En los últimos meses, Canarias ha demostrado que puede compatibilizar un retorno razonable a la vida ordinaria con una situación sanitaria asumible. Con el inicio del curso académico a la vuelta de la esquina y las problemáticas de salud propias del invierno encima surgirán con seguridad otras complicaciones que agravarán los efectos de esta plaga indeseable.
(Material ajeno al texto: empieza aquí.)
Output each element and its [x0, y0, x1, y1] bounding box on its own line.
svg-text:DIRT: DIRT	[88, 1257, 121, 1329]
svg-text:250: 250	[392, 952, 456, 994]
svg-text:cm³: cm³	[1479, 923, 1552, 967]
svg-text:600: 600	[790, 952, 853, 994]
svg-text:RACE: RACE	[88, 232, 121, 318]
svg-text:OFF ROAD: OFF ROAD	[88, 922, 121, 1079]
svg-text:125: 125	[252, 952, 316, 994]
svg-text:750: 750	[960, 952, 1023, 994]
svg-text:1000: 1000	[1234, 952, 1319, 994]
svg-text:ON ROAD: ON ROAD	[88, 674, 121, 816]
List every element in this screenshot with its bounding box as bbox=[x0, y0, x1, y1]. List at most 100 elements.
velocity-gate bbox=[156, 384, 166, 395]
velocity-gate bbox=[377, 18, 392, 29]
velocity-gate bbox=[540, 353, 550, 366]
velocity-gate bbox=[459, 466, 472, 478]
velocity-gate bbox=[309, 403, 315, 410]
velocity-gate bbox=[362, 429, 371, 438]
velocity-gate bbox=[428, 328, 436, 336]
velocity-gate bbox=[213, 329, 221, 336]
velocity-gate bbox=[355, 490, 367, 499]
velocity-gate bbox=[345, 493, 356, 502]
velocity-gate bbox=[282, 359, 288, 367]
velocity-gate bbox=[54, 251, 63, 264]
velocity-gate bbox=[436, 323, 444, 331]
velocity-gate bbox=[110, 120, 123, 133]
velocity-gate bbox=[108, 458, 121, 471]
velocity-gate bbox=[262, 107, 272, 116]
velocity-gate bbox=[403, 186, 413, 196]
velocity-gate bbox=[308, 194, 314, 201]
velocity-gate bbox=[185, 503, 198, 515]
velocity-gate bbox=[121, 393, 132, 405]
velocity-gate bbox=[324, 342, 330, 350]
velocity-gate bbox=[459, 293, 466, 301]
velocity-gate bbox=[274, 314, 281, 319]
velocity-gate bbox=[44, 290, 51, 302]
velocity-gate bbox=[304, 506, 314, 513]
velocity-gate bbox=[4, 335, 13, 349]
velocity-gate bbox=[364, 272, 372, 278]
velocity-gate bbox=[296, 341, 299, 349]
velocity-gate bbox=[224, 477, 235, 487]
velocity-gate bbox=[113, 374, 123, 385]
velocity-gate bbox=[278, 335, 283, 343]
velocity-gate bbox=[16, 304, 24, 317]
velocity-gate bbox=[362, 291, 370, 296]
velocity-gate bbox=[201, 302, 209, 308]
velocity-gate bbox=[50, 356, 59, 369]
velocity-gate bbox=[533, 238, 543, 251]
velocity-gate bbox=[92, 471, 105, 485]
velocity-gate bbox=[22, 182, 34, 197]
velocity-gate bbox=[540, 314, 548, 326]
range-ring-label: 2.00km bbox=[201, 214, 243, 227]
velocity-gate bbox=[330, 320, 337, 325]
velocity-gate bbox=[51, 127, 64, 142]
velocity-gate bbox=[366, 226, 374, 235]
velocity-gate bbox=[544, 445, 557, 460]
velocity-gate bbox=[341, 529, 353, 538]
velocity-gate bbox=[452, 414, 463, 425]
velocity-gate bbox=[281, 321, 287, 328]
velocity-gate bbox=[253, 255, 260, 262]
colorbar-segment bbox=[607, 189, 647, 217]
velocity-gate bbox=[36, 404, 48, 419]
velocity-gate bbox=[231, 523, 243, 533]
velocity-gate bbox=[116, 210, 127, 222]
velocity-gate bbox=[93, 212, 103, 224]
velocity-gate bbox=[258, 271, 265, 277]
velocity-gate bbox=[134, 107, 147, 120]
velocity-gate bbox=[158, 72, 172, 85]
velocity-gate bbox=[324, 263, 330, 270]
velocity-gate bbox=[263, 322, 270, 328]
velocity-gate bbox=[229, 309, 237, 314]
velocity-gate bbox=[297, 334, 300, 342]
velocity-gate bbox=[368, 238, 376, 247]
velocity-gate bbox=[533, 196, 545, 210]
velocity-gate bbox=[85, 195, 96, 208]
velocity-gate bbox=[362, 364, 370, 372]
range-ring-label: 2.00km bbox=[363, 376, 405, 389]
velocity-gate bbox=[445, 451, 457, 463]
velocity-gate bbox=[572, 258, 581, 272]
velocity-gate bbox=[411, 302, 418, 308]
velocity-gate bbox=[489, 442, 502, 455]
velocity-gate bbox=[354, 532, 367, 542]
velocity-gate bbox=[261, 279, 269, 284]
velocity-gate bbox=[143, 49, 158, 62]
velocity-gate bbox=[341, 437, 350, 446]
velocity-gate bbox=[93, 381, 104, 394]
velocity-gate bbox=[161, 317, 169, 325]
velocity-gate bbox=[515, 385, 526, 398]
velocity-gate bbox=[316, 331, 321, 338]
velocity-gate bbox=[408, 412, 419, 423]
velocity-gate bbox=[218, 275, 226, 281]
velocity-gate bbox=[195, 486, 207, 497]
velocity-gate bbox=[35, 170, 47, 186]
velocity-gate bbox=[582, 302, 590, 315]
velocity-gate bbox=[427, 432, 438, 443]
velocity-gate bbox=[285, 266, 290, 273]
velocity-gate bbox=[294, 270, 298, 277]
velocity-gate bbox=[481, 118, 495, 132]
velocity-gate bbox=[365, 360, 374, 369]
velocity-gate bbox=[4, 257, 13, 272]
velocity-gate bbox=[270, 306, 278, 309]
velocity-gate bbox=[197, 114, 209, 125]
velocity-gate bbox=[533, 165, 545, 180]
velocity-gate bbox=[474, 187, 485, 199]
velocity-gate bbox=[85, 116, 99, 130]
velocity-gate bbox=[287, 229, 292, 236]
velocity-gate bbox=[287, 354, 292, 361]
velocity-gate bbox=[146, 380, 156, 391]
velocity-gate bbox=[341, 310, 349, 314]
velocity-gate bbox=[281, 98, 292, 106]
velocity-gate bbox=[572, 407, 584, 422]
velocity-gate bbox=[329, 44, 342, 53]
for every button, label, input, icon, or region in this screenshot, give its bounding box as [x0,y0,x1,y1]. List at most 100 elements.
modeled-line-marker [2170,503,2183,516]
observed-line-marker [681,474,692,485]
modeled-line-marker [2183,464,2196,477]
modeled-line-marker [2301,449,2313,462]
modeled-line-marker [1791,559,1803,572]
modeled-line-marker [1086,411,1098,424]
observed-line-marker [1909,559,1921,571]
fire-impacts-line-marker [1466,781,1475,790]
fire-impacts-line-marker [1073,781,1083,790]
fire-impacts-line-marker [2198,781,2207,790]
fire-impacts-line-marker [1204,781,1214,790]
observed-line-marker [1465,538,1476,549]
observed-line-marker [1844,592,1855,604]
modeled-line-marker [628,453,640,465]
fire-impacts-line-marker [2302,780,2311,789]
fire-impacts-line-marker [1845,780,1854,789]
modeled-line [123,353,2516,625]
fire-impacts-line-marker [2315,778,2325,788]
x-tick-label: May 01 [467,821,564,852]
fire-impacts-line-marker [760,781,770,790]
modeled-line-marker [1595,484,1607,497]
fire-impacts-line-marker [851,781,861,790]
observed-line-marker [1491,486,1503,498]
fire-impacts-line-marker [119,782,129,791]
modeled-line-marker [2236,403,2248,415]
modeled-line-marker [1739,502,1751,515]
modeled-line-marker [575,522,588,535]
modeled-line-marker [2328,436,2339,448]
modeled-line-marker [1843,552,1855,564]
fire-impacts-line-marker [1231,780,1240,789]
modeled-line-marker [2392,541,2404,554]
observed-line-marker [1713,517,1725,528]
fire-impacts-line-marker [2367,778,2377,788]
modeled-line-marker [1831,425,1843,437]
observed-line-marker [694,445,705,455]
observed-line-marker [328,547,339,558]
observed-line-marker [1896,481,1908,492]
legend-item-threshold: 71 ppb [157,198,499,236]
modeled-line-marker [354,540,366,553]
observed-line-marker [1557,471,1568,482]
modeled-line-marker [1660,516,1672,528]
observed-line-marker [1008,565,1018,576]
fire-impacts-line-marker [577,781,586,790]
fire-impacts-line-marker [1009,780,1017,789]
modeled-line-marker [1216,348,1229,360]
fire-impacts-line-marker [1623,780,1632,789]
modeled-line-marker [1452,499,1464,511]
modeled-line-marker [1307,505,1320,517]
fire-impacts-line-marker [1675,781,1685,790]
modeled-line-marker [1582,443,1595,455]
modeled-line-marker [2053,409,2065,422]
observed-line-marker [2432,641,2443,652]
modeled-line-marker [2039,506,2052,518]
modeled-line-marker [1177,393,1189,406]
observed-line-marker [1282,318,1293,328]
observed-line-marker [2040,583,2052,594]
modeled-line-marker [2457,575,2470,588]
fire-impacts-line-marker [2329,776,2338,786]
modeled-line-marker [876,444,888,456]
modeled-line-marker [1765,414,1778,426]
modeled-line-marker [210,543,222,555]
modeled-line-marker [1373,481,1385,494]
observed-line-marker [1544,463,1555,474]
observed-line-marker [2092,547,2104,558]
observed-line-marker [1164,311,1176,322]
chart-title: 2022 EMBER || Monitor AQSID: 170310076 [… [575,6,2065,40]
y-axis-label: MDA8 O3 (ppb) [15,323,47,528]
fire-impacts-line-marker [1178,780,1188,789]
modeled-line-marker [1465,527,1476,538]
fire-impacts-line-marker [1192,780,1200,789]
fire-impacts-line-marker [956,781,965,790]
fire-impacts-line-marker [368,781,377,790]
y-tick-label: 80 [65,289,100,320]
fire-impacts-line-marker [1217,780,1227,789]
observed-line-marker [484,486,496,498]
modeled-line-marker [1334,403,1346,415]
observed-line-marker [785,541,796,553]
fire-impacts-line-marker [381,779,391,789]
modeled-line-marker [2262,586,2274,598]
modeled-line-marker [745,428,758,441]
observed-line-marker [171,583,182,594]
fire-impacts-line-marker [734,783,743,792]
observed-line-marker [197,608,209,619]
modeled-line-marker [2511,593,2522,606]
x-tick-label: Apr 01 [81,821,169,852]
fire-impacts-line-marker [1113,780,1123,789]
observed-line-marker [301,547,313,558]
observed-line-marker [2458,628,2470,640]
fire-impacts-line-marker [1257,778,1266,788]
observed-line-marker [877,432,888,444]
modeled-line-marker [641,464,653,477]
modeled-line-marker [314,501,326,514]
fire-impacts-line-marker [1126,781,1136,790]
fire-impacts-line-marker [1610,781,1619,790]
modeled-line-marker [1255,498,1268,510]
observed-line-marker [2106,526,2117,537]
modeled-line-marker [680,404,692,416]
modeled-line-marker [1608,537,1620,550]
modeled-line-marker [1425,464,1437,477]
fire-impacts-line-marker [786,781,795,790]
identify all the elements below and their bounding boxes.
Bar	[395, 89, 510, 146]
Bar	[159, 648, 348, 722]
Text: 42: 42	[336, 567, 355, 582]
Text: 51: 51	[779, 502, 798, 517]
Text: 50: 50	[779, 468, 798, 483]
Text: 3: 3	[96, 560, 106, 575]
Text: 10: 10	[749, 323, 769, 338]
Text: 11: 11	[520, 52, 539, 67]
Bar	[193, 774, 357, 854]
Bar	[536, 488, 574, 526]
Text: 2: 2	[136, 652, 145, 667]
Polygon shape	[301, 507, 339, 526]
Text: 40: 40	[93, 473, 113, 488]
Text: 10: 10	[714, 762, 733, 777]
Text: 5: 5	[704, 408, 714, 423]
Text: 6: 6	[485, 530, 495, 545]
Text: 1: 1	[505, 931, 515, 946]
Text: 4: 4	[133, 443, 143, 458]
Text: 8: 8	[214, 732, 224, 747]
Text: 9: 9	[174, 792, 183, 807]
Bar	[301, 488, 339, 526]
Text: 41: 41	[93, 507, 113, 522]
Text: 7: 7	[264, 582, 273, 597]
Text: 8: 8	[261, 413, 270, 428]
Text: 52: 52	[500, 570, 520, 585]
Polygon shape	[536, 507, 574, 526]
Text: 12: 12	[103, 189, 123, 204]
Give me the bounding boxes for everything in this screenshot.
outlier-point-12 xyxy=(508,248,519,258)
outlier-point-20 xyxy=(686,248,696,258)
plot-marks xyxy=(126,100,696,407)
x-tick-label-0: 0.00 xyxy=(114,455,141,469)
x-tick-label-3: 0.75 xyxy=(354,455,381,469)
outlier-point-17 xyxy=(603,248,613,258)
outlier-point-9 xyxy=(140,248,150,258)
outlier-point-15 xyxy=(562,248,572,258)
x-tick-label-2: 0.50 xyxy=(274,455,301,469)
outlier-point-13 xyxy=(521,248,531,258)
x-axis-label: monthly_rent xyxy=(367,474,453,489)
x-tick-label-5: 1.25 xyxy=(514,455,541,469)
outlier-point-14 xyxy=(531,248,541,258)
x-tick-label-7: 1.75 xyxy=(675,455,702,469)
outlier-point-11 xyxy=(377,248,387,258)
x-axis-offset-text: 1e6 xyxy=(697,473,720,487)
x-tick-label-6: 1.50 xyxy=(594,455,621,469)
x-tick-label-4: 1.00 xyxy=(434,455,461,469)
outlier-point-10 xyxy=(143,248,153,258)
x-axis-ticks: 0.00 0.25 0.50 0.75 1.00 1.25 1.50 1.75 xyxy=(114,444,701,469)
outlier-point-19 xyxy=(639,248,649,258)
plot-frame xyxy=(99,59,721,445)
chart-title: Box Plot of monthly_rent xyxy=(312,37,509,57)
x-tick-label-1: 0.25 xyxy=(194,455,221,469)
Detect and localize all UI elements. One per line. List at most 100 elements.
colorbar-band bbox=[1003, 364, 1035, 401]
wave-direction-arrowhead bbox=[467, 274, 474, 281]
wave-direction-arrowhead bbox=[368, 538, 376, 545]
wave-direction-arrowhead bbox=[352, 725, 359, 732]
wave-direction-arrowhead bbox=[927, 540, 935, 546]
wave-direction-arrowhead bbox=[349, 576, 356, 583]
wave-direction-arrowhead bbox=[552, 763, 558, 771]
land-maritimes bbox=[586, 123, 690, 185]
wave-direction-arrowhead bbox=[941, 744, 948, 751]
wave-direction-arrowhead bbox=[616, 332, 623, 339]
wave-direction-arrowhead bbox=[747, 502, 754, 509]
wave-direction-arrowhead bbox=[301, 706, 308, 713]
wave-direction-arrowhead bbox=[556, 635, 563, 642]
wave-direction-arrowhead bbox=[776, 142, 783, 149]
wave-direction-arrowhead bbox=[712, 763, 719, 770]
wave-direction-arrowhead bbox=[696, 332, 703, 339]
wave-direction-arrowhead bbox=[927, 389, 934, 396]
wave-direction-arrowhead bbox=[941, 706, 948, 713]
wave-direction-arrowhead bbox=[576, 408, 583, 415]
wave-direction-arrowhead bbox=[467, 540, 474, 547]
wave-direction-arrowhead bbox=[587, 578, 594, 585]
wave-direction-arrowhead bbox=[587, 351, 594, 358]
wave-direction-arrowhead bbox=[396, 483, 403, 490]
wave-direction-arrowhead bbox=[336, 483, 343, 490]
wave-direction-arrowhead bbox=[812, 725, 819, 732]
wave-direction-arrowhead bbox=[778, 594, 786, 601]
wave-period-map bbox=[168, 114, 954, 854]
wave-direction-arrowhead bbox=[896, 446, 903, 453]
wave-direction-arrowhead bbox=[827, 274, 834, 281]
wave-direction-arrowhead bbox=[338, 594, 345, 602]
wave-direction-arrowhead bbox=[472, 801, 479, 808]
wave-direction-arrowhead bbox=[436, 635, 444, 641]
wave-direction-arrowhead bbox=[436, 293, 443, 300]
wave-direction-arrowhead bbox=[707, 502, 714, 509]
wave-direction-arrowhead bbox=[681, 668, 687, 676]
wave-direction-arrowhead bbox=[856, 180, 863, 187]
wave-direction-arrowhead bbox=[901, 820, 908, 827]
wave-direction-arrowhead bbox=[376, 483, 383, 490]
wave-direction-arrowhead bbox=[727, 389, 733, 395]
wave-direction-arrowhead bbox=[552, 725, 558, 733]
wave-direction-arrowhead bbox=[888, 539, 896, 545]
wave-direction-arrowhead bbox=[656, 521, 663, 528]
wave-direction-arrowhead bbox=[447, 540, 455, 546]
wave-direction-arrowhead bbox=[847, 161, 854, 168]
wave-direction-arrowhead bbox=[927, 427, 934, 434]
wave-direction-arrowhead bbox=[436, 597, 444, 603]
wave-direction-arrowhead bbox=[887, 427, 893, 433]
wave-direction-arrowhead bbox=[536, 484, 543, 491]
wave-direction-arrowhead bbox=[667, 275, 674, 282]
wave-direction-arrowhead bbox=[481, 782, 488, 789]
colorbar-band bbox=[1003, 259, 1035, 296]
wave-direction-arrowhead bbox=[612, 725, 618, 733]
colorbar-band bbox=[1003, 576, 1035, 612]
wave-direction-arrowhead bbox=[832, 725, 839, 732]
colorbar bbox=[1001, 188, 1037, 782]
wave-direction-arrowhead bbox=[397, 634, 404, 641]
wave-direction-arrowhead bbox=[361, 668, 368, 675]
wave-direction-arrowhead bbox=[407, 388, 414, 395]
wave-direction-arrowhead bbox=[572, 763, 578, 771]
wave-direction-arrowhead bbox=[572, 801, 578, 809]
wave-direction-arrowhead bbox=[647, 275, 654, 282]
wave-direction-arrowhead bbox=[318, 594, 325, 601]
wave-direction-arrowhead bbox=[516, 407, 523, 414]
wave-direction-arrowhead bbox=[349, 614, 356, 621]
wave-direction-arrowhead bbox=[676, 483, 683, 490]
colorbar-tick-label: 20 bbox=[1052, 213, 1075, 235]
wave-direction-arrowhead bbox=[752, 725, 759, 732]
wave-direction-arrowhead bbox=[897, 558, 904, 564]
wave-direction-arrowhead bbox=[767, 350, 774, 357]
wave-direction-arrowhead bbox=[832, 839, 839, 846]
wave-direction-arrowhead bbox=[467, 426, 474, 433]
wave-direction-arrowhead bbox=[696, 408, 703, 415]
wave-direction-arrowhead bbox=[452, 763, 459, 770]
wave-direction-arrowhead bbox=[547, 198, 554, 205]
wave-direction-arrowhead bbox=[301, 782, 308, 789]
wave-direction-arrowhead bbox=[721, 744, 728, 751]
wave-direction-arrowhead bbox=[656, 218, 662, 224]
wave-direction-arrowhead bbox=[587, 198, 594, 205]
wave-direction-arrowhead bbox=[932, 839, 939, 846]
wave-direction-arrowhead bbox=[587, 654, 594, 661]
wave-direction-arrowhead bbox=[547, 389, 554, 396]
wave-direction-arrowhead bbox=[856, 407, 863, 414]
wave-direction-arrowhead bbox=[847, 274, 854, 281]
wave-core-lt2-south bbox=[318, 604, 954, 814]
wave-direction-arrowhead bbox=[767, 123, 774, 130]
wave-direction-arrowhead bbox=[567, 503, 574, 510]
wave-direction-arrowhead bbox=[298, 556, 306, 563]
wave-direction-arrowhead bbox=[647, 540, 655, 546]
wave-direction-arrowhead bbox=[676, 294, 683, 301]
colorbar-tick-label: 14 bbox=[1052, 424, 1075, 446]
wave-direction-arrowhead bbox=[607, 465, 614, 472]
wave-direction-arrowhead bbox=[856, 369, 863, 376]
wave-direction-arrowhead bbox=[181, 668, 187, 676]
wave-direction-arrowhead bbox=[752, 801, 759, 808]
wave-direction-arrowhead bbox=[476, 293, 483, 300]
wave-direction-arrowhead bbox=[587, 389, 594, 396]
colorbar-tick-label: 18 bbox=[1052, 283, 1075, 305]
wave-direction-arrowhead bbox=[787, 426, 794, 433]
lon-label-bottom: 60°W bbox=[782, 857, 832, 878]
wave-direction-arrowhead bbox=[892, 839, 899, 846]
De la concienciación de los canarios, de su compromiso para no bajar la guardia en las dos próximas semanas, de su capacidad para extremar las precauciones por el bien propio y el de los demás va a depender el cariz que tomen los acontecimientos. No parece razonable dar por hecho que la única alternativa viable para evitar el desastre pase por otro enclaustramiento. Un confinamiento casi trajo la ruina. Otro sembraría la devastación.

El Gobierno de España ha desaparecido del frente de batalla de manera inexplicable. El paso atrás parece fundamentado en espurias tácticas políticas y no en las necesidades operativas de la lucha, que continúa adoleciendo de una coordinación milimétrica, una lealtad absoluta y un mando claro, como si nada hubiéramos aprendido de la tragedia de cargar con miles de muertos a la espalda. Las autonomías, cada una por su cuenta y riesgo, imponen prohibiciones deslavazadas. Viajar por España exige un manual de instrucciones para saber qué hacer y que no en esta región y en aquella. Este descontrol de las administraciones genera desconfianza y, en los hastiados, desobediencia. El caos y las actuaciones a impulsos, sálvese quien pueda, minan la implicación general en la estrategia de reducción de riesgos.

"Nuestro éxito en la lucha contra el nuevo coronavirus depende de que las personas estén informadas, dispuestas y capacitadas para adoptar las medidas públicas adecuadas", advertía en abril la Organización Mundial de la Salud (OMS). Sin plan, sin anticipación, improvisando, con una ciudadanía impaciente, desanimada y que empieza a fatigarse, en cuya concepción del bienestar no cabe ni un golpe así, ni una dura resistencia, jamás derrotaremos al enemigo invisible. Y, aún peor, también acabaremos sucumbiendo como sociedad.